The lockdown hit me like a strong gust of wind, forcing me to take a couple of steps back. What had just happened? All of a sudden, out of the blue, there was no school, no meeting friends, no playing sports- no nothing. Everything came to a stand-still and there was little we could do about it.
It was a few days into the lockdown when I realised there was a lot good that could come out of this too; and not just on a personal level, but on a global level as well. Pollution levels must be slowly decreasing, nature could finally get some time to breathe and there was still so much we could do at home! Starting that day, the lockdown, through my family's craftful eyes, was no more compared to prison, but rather just a rainbow that we discovered hiding behind the ballistic clouds and thundering rain, waiting to be noticed.
So, from then onwards, we would find something to amuse us every day and many times, it was baking. Over the course of the last few weeks, I have learned how to make myriad desserts- more than that that I could learn in a year due to my schedule! Furthermore, every night, the family comes together not just for dinner, but to spend some ‘quality time’ that hundreds of other families just like ours often get stolen from. Whether it was a simple game of UNO or a more competitive one like Battleship, everyone tried to make it. If not a board game, we would all gather together for a late night in the TV room, our grins as wide as our faces.
It wasn't only this, however, that kept our time passing, but the online school also played a big role here. For all five days of the week, since the very start of the lockdown, we would wait desperately to see our classmates, our tongues hungry for a small piece of life as we thought to stay placid on the plate.
However, this also willingly welcomed homework, with big warm hugs. It also meant that things would be very different during this period of time seeing that there was no employment and worries clouded the gloomy minds of people with an unpredictable future. Money had to be saved, food had to be valued and every tiny little glimpse of sunshine from out the window had to be cherished the way it was.
I do believe that we must have an optimistic view of the future at this point. Nonetheless, some intimidating facts have marched into view. The stress level for numerous people has reached its apex, leading to unhealthy thoughts, to gloomy, pessimistic views that can arouse alarming ideas in people's minds and can cause disturbing results.
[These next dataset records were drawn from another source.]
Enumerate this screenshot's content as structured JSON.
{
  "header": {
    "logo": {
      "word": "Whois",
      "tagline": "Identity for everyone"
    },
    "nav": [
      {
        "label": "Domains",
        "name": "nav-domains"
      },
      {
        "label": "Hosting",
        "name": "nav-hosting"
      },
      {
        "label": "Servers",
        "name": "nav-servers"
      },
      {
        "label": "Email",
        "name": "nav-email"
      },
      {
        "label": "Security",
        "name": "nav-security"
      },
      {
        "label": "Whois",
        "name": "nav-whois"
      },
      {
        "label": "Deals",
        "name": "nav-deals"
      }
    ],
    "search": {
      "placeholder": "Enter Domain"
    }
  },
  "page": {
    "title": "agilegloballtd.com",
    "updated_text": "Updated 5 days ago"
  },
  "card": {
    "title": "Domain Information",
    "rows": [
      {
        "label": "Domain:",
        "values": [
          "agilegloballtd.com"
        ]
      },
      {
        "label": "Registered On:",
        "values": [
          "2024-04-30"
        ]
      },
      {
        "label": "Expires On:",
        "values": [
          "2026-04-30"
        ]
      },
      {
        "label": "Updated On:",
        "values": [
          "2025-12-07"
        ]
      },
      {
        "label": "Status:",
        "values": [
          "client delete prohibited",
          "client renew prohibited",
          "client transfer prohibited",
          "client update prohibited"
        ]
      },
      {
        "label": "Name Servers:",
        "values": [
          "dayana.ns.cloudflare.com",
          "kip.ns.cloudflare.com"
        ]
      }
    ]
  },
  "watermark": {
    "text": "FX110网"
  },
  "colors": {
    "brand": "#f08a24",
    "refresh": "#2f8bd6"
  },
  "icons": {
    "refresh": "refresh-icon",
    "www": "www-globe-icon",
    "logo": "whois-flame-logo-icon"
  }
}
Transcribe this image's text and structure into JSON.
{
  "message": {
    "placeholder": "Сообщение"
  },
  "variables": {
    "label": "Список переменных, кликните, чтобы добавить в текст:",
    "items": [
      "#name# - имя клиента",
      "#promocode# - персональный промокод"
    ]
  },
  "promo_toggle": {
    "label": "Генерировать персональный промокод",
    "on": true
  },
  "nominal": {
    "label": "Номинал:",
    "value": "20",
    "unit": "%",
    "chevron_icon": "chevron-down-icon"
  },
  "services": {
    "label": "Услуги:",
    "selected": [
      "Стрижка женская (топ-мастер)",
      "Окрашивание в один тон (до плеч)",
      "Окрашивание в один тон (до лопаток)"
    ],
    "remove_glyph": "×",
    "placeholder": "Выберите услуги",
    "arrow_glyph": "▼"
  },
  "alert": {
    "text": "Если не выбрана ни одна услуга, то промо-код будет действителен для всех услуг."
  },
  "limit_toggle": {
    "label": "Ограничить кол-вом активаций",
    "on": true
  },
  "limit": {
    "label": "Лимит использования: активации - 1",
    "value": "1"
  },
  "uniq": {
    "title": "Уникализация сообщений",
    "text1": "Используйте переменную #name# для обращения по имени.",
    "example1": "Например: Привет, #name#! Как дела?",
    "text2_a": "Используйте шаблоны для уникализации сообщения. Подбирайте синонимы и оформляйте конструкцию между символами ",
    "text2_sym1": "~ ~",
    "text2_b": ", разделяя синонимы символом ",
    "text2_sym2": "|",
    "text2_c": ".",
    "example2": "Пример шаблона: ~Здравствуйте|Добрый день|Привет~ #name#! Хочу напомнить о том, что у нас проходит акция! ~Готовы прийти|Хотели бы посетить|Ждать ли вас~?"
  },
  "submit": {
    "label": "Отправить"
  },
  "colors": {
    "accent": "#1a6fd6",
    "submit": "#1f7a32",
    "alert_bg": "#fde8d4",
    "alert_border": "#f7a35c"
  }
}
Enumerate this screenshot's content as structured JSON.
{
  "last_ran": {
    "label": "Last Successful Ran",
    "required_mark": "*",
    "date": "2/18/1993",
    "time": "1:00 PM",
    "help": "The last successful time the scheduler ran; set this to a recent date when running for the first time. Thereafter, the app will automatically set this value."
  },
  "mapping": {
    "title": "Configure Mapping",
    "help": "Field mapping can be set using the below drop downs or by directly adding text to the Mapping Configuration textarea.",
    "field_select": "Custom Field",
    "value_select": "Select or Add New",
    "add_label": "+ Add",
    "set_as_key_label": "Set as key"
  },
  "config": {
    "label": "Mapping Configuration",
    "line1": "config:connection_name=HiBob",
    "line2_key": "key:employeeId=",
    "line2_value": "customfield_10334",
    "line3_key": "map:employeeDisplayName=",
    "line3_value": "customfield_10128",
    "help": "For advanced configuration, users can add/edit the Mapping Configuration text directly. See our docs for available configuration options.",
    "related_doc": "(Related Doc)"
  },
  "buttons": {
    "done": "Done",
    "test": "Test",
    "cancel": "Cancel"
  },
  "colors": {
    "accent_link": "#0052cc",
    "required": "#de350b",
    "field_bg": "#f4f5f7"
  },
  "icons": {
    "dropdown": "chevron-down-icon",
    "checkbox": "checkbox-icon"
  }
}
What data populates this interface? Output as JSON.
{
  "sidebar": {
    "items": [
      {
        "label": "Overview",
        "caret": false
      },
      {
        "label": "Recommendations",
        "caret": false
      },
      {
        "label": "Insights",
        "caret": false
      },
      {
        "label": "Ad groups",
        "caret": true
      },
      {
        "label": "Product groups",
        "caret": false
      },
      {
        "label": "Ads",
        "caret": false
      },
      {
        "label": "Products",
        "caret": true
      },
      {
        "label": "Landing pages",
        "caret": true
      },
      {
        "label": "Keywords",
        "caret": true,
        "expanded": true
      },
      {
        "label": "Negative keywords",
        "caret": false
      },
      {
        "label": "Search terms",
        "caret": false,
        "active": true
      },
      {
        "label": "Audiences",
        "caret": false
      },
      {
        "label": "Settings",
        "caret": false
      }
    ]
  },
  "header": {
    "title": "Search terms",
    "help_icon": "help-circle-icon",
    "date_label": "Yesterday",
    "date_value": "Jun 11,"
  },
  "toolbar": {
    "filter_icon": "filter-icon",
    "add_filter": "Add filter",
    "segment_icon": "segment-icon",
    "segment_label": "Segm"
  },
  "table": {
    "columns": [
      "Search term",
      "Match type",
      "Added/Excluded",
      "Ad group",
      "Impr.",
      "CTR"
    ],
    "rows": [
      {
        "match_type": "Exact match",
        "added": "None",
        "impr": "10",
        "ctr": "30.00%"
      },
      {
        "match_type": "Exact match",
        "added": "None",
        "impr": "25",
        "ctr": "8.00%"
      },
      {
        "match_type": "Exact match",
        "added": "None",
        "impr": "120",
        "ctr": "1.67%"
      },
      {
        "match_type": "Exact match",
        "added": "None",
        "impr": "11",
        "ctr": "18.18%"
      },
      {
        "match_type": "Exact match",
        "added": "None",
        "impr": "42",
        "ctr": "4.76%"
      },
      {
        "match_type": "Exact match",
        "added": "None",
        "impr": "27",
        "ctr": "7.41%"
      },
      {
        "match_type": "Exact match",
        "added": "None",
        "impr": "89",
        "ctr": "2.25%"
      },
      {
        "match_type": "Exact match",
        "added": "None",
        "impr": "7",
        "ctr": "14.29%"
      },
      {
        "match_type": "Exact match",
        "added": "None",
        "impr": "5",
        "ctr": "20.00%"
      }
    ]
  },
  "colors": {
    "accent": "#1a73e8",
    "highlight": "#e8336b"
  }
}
Instead, this has come to such an extent that the government has called for over-the-phone counselling centers so that people do not make any rash decisions too soon.
There is a lot one could learn from these few restrained months and many more to go and each individual could learn something different from the other. Finally, we have learned that there are always two sides to the same problem- it doesn't have to be a dilemma- it can be more of a choice. The world must learn to work together, to trust, to cooperate, to respect- but most importantly, to empathise and I feel, thanks to this virus, gradually this virtue is coming into play. The world is gently but progressively learning to choose the nicer path, the choice that doesn't surround ‘me’ but instead surrounds ‘us’.